The publication of the Stern review of climate change economics by a former World Bank chief economist marks a step change in government responses to the crisis.
It’s not just that Stern’s conclusions correspond broadly to what environmentalists have been saying for fifteen years. The fact that the report was commissioned by The Treasury, which holds the keys to the nation’s money, is also key.
Money is at stake: Something must be done.
If something must be done, rather than just talked about, then design moves centre stage.
George Monbiot, responding to Stern in today’s Guardian, proposes a “ten point plan for drastic but affordable action” that the UK government could take now.
I thought it would be helpful to outline some of the design tasks that would be involved during implementation of such a plan.

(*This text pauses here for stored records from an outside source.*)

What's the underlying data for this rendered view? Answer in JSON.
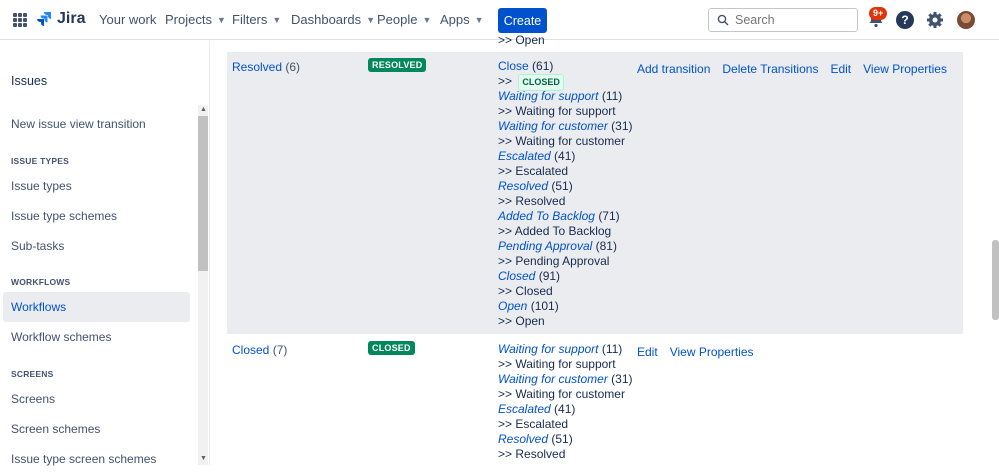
{
  "nav": {
    "logo": "Jira",
    "your_work": "Your work",
    "projects": "Projects",
    "filters": "Filters",
    "dashboards": "Dashboards",
    "people": "People",
    "apps": "Apps",
    "create": "Create",
    "search_placeholder": "Search",
    "notif_count": "9+",
    "help": "?"
  },
  "sidebar": {
    "title": "Issues",
    "items": {
      "new_issue_view": "New issue view transition",
      "issue_types_head": "ISSUE TYPES",
      "issue_types": "Issue types",
      "issue_type_schemes": "Issue type schemes",
      "sub_tasks": "Sub-tasks",
      "workflows_head": "WORKFLOWS",
      "workflows": "Workflows",
      "workflow_schemes": "Workflow schemes",
      "screens_head": "SCREENS",
      "screens": "Screens",
      "screen_schemes": "Screen schemes",
      "issue_type_screen_schemes": "Issue type screen schemes"
    }
  },
  "top_cut": ">> Open",
  "rows": [
    {
      "status": "Resolved",
      "count": "(6)",
      "lozenge": "RESOLVED",
      "transitions": [
        {
          "name": "Close",
          "id": "(61)",
          "target": "CLOSED",
          "target_lozenge": true,
          "italic": false
        },
        {
          "name": "Waiting for support",
          "id": "(11)",
          "target": "Waiting for support"
        },
        {
          "name": "Waiting for customer",
          "id": "(31)",
          "target": "Waiting for customer"
        },
        {
          "name": "Escalated",
          "id": "(41)",
          "target": "Escalated"
        },
        {
          "name": "Resolved",
          "id": "(51)",
          "target": "Resolved"
        },
        {
          "name": "Added To Backlog",
          "id": "(71)",
          "target": "Added To Backlog"
        },
        {
          "name": "Pending Approval",
          "id": "(81)",
          "target": "Pending Approval"
        },
        {
          "name": "Closed",
          "id": "(91)",
          "target": "Closed"
        },
        {
          "name": "Open",
          "id": "(101)",
          "target": "Open"
        }
      ],
      "ops": [
        "Add transition",
        "Delete Transitions",
        "Edit",
        "View Properties"
      ]
    },
    {
      "status": "Closed",
      "count": "(7)",
      "lozenge": "CLOSED",
      "transitions": [
        {
          "name": "Waiting for support",
          "id": "(11)",
          "target": "Waiting for support"
        },
        {
          "name": "Waiting for customer",
          "id": "(31)",
          "target": "Waiting for customer"
        },
        {
          "name": "Escalated",
          "id": "(41)",
          "target": "Escalated"
        },
        {
          "name": "Resolved",
          "id": "(51)",
          "target": "Resolved"
        }
      ],
      "ops": [
        "Edit",
        "View Properties"
      ]
    }
  ]
}
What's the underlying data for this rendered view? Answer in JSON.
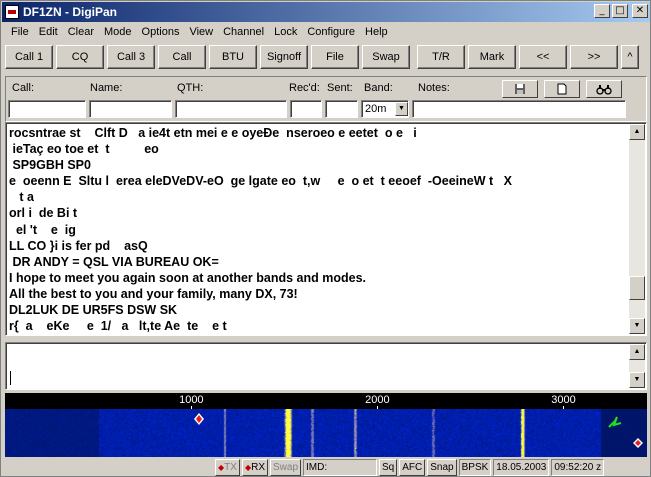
{
  "window": {
    "title": "DF1ZN - DigiPan",
    "btn_minimize": "_",
    "btn_maximize": "□",
    "btn_close": "✕"
  },
  "menu": [
    "File",
    "Edit",
    "Clear",
    "Mode",
    "Options",
    "View",
    "Channel",
    "Lock",
    "Configure",
    "Help"
  ],
  "macros": [
    "Call 1",
    "CQ",
    "Call 3",
    "Call",
    "BTU",
    "Signoff",
    "File",
    "Swap",
    "T/R",
    "Mark",
    "<<",
    ">>",
    "^"
  ],
  "log": {
    "labels": {
      "call": "Call:",
      "name": "Name:",
      "qth": "QTH:",
      "recd": "Rec'd:",
      "sent": "Sent:",
      "band": "Band:",
      "notes": "Notes:"
    },
    "values": {
      "call": "",
      "name": "",
      "qth": "",
      "recd": "",
      "sent": "",
      "band": "20m",
      "notes": ""
    },
    "icons": [
      "save-icon",
      "new-page-icon",
      "binoculars-icon"
    ]
  },
  "rx_lines": [
    "rocsntrae st    Clft D   a ie4t etn mei e e oyeĐe  nseroeo e eetet  o e   i",
    " ieTaç eo toe et  t          eo",
    " SP9GBH SP0",
    "e  oeenn E  Sltu l  erea eleDVeDV-eO  ge lgate eo  t,w     e  o et  t eeoef  -OeeineW t   X",
    "   t a",
    "orl i  de Bi t",
    "  el 't    e  ig",
    "LL CO }i is fer pd    asQ",
    " DR ANDY = QSL VIA BUREAU OK=",
    "I hope to meet you again soon at another bands and modes.",
    "All the best to you and your family, many DX, 73!",
    "DL2LUK DE UR5FS DSW SK",
    "r{  a    eKe     e  1/   a   lt,te Ae  te    e t"
  ],
  "tx_text": "",
  "waterfall": {
    "scale_labels": [
      "1000",
      "2000",
      "3000"
    ],
    "scale_freqs": [
      1000,
      2000,
      3000
    ],
    "freq_min": 0,
    "freq_max": 3450,
    "cursor_freq": 1040
  },
  "status": {
    "tx": "TX",
    "rx": "RX",
    "swap": "Swap",
    "imd": "IMD:",
    "sq": "Sq",
    "afc": "AFC",
    "snap": "Snap",
    "mode": "BPSK",
    "date": "18.05.2003",
    "time": "09:52:20 z"
  },
  "colors": {
    "titlebar_start": "#0a246a",
    "titlebar_end": "#a6caf0",
    "waterfall_bg": "#00008b",
    "signal": "#ffff40"
  }
}
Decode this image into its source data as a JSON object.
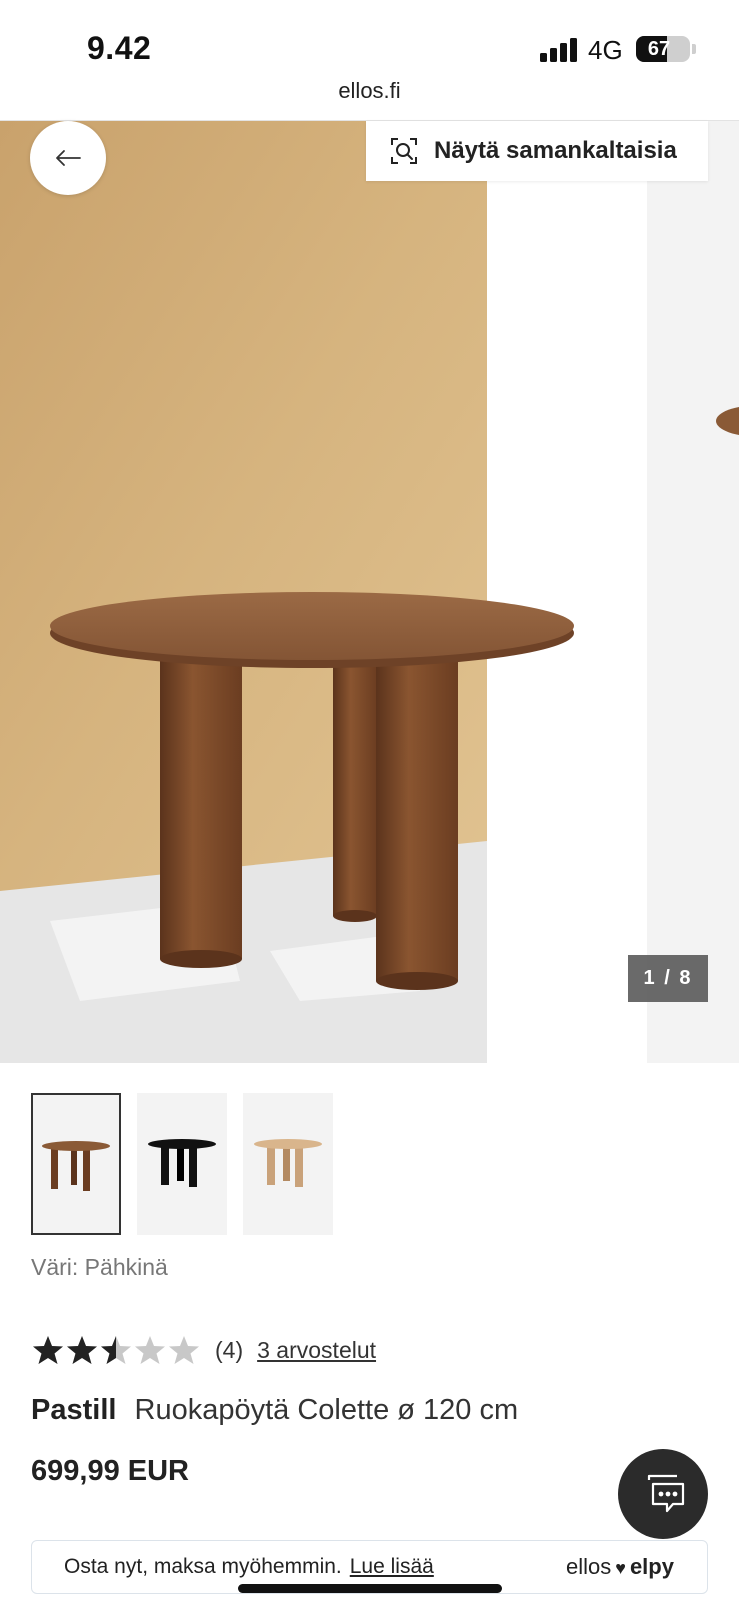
{
  "status_bar": {
    "time": "9.42",
    "network": "4G",
    "battery": "67",
    "battery_level": 0.67
  },
  "browser": {
    "url": "ellos.fi"
  },
  "gallery": {
    "back_label": "back",
    "similar_label": "Näytä samankaltaisia",
    "counter": "1 / 8",
    "current_index": 1,
    "total_images": 8,
    "thumbnail_colors": [
      "#7a4a2c",
      "#111111",
      "#c9a27a"
    ]
  },
  "product": {
    "color_line": "Väri: Pähkinä",
    "rating": 2.5,
    "rating_max": 5,
    "rating_count": "(4)",
    "reviews_link": "3 arvostelut",
    "brand": "Pastill",
    "name": "Ruokapöytä Colette ø 120 cm",
    "price": "699,99 EUR"
  },
  "paylater": {
    "text": "Osta nyt, maksa myöhemmin.",
    "link": "Lue lisää",
    "brand_left": "ellos",
    "brand_right": "elpy"
  },
  "colors": {
    "star_filled": "#222222",
    "star_empty": "#c8c8c8",
    "counter_bg": "#505050",
    "chat_bg": "#2b2b2b"
  }
}
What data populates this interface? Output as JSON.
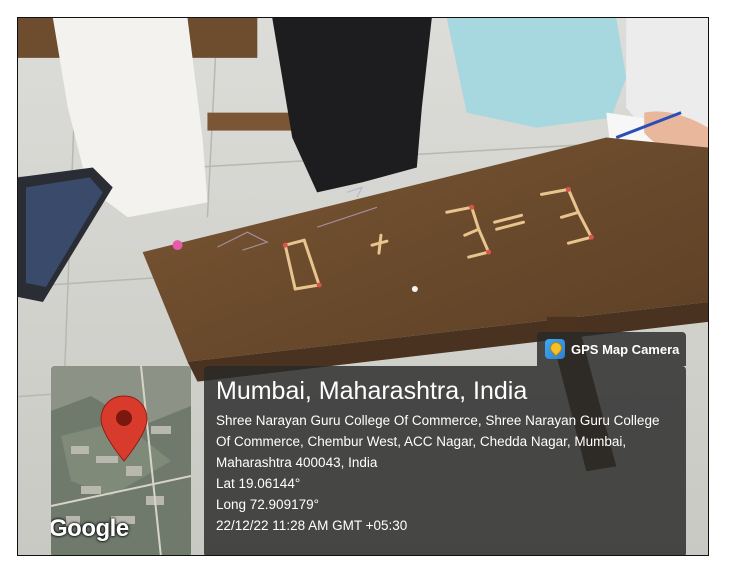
{
  "stamp": {
    "app_badge_label": "GPS Map Camera",
    "app_badge_icon": "map-pin-app-icon",
    "location_title": "Mumbai, Maharashtra, India",
    "address": "Shree Narayan Guru College Of Commerce, Shree Narayan Guru College Of Commerce, Chembur West, ACC Nagar, Chedda Nagar, Mumbai, Maharashtra 400043, India",
    "latitude": "Lat 19.06144°",
    "longitude": "Long 72.909179°",
    "datetime": "22/12/22 11:28 AM GMT +05:30",
    "map_watermark": "Google"
  },
  "photo": {
    "subject": "matchstick puzzle on wooden desk",
    "puzzle_glyphs": [
      "0",
      "+",
      "3",
      "=",
      "3"
    ]
  },
  "colors": {
    "overlay": "#282828",
    "text": "#ffffff",
    "pin": "#d83a2c",
    "desk": "#6b4a2c"
  }
}
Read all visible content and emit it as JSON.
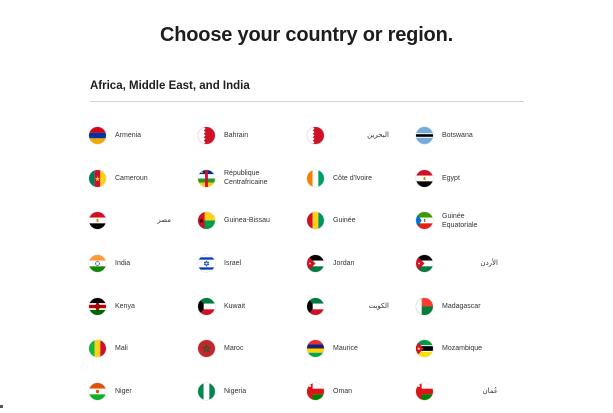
{
  "page": {
    "title": "Choose your country or region."
  },
  "section": {
    "title": "Africa, Middle East, and India"
  },
  "countries": [
    {
      "label": "Armenia",
      "flag": "armenia-flag"
    },
    {
      "label": "Bahrain",
      "flag": "bahrain-flag"
    },
    {
      "label": "البحرين",
      "flag": "bahrain-flag"
    },
    {
      "label": "Botswana",
      "flag": "botswana-flag"
    },
    {
      "label": "Cameroun",
      "flag": "cameroon-flag"
    },
    {
      "label": "République\nCentrafricaine",
      "flag": "central-african-republic-flag"
    },
    {
      "label": "Côte d'Ivoire",
      "flag": "cote-divoire-flag"
    },
    {
      "label": "Egypt",
      "flag": "egypt-flag"
    },
    {
      "label": "مصر",
      "flag": "egypt-flag"
    },
    {
      "label": "Guinea-Bissau",
      "flag": "guinea-bissau-flag"
    },
    {
      "label": "Guinée",
      "flag": "guinea-flag"
    },
    {
      "label": "Guinée\nEquatoriale",
      "flag": "equatorial-guinea-flag"
    },
    {
      "label": "India",
      "flag": "india-flag"
    },
    {
      "label": "Israel",
      "flag": "israel-flag"
    },
    {
      "label": "Jordan",
      "flag": "jordan-flag"
    },
    {
      "label": "الأردن",
      "flag": "jordan-flag"
    },
    {
      "label": "Kenya",
      "flag": "kenya-flag"
    },
    {
      "label": "Kuwait",
      "flag": "kuwait-flag"
    },
    {
      "label": "الكويت",
      "flag": "kuwait-flag"
    },
    {
      "label": "Madagascar",
      "flag": "madagascar-flag"
    },
    {
      "label": "Mali",
      "flag": "mali-flag"
    },
    {
      "label": "Maroc",
      "flag": "morocco-flag"
    },
    {
      "label": "Maurice",
      "flag": "mauritius-flag"
    },
    {
      "label": "Mozambique",
      "flag": "mozambique-flag"
    },
    {
      "label": "Niger",
      "flag": "niger-flag"
    },
    {
      "label": "Nigeria",
      "flag": "nigeria-flag"
    },
    {
      "label": "Oman",
      "flag": "oman-flag"
    },
    {
      "label": "عُمان",
      "flag": "oman-flag"
    }
  ]
}
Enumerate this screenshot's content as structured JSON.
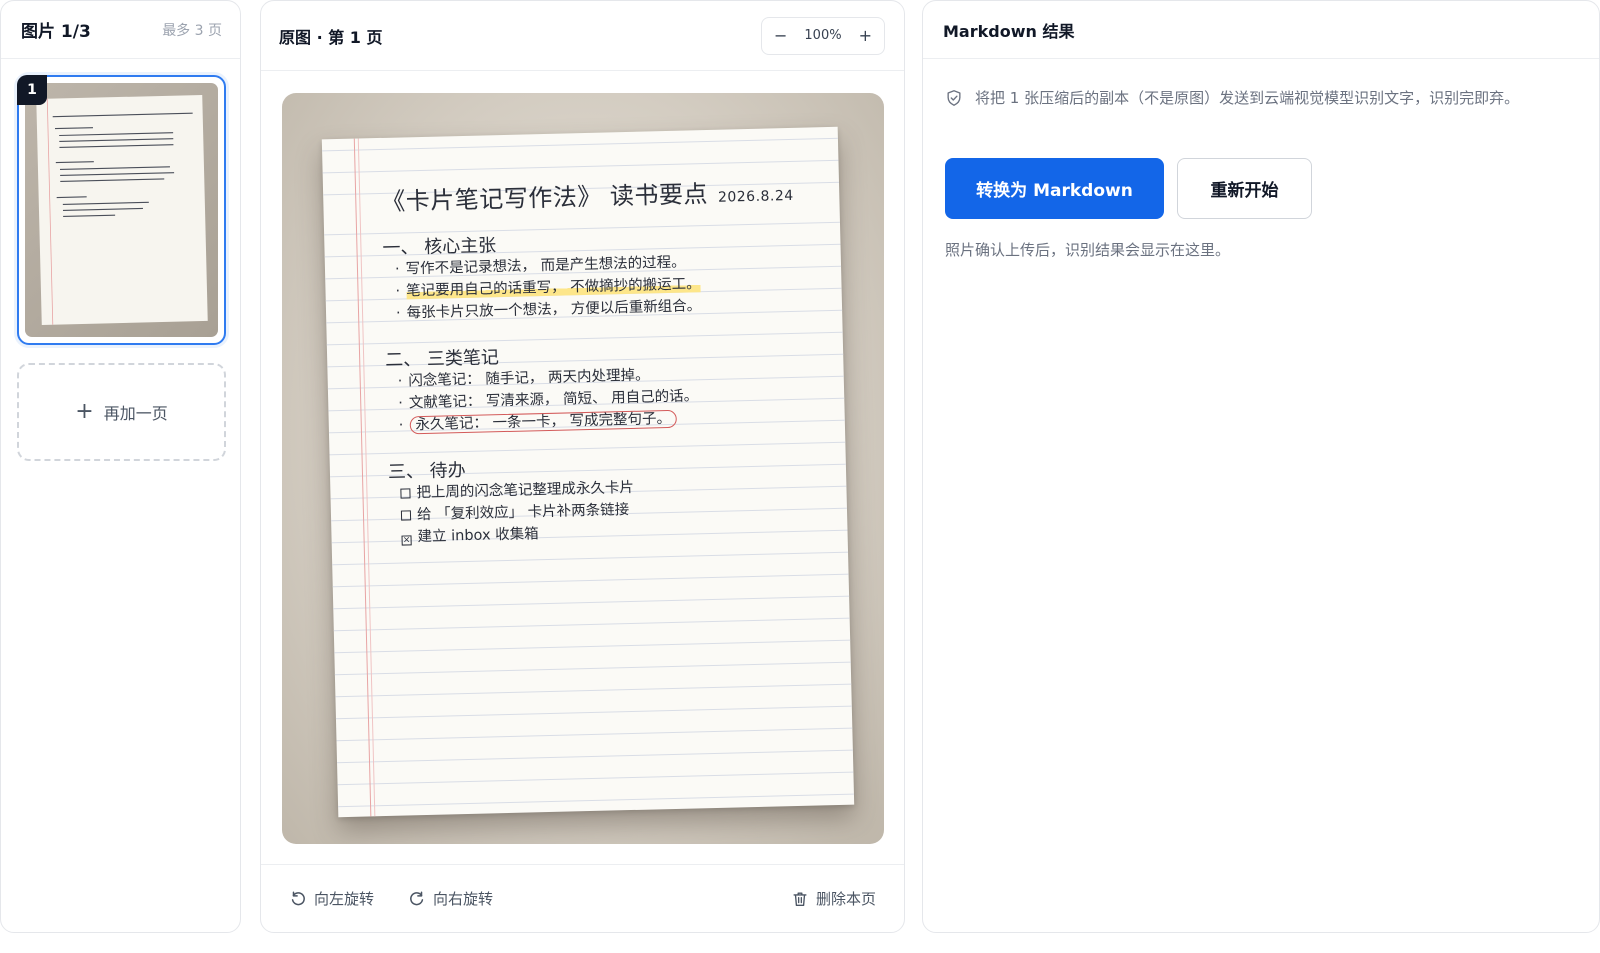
{
  "left": {
    "title": "图片 1/3",
    "max_pages": "最多 3 页",
    "thumb_badge": "1",
    "add_page": "再加一页"
  },
  "middle": {
    "title": "原图 · 第 1 页",
    "zoom": {
      "minus": "−",
      "value": "100%",
      "plus": "+"
    },
    "note": {
      "title": "《卡片笔记写作法》 读书要点",
      "date": "2026.8.24",
      "sections": [
        {
          "heading": "一、 核心主张",
          "items": [
            "写作不是记录想法， 而是产生想法的过程。",
            "笔记要用自己的话重写， 不做摘抄的搬运工。",
            "每张卡片只放一个想法， 方便以后重新组合。"
          ]
        },
        {
          "heading": "二、 三类笔记",
          "items": [
            "闪念笔记： 随手记， 两天内处理掉。",
            "文献笔记： 写清来源， 简短、 用自己的话。",
            "永久笔记： 一条一卡， 写成完整句子。"
          ]
        },
        {
          "heading": "三、 待办",
          "items": [
            "把上周的闪念笔记整理成永久卡片",
            "给 「复利效应」 卡片补两条链接",
            "建立 inbox 收集箱"
          ]
        }
      ]
    },
    "footer": {
      "rotate_left": "向左旋转",
      "rotate_right": "向右旋转",
      "delete_page": "删除本页"
    }
  },
  "right": {
    "title": "Markdown 结果",
    "notice": "将把 1 张压缩后的副本（不是原图）发送到云端视觉模型识别文字，识别完即弃。",
    "convert_button": "转换为 Markdown",
    "restart_button": "重新开始",
    "hint": "照片确认上传后，识别结果会显示在这里。"
  },
  "colors": {
    "accent": "#1366e8",
    "thumb_border": "#2f7bf0"
  }
}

STEP 1: PERSONAL CARBON RATION
At the heart of Monbiot’s plan is the setting of an annual personal carbon ration. Every citizen is given a free annual quota of carbon dioxide. He or she spends it by buying gas and electricity, petrol and train and plane tickets. If they run out, they must buy the rest from someone who has used less than his or her quota.
DESIGN TASK: The information and interaction design of such a rationing system.
STEP 2: NEW BUILDING REGULATIONS
Monbiot proposes the introduction of new building regulations that would impose strict energy-efficiency requirements on major refurbishments, and ensure that all new homes are built to the German Passivhaus standard which requires no heating system.
DESIGN TASK: Many technical components of low carbon emission building exist in embryo. If compelled to do so, big construction companies have the expertise and systems to implement them. What’s missing is a service to help private citizens, who already have a place to live, choose between competing claims. Myridad suppliers of passive and active heat and power systems, fuel cells, geothermal and the like all claim to have “the answer”. But a wind turbine on every roof, next to the satellite dish, is wildy inefficient compared to off-grid combined heat-and-power system installed and maintained by groups of families. In Dott 07, our Low Carb Lane project is about getting an entire community to reduce its carbon dioxide emissions through a range of practical measures. We want to create a “green street” by helping people make sense of the bewildering range of eco-friendly options they have. And at least 50 schools will take part in our Ecodesign Challenge.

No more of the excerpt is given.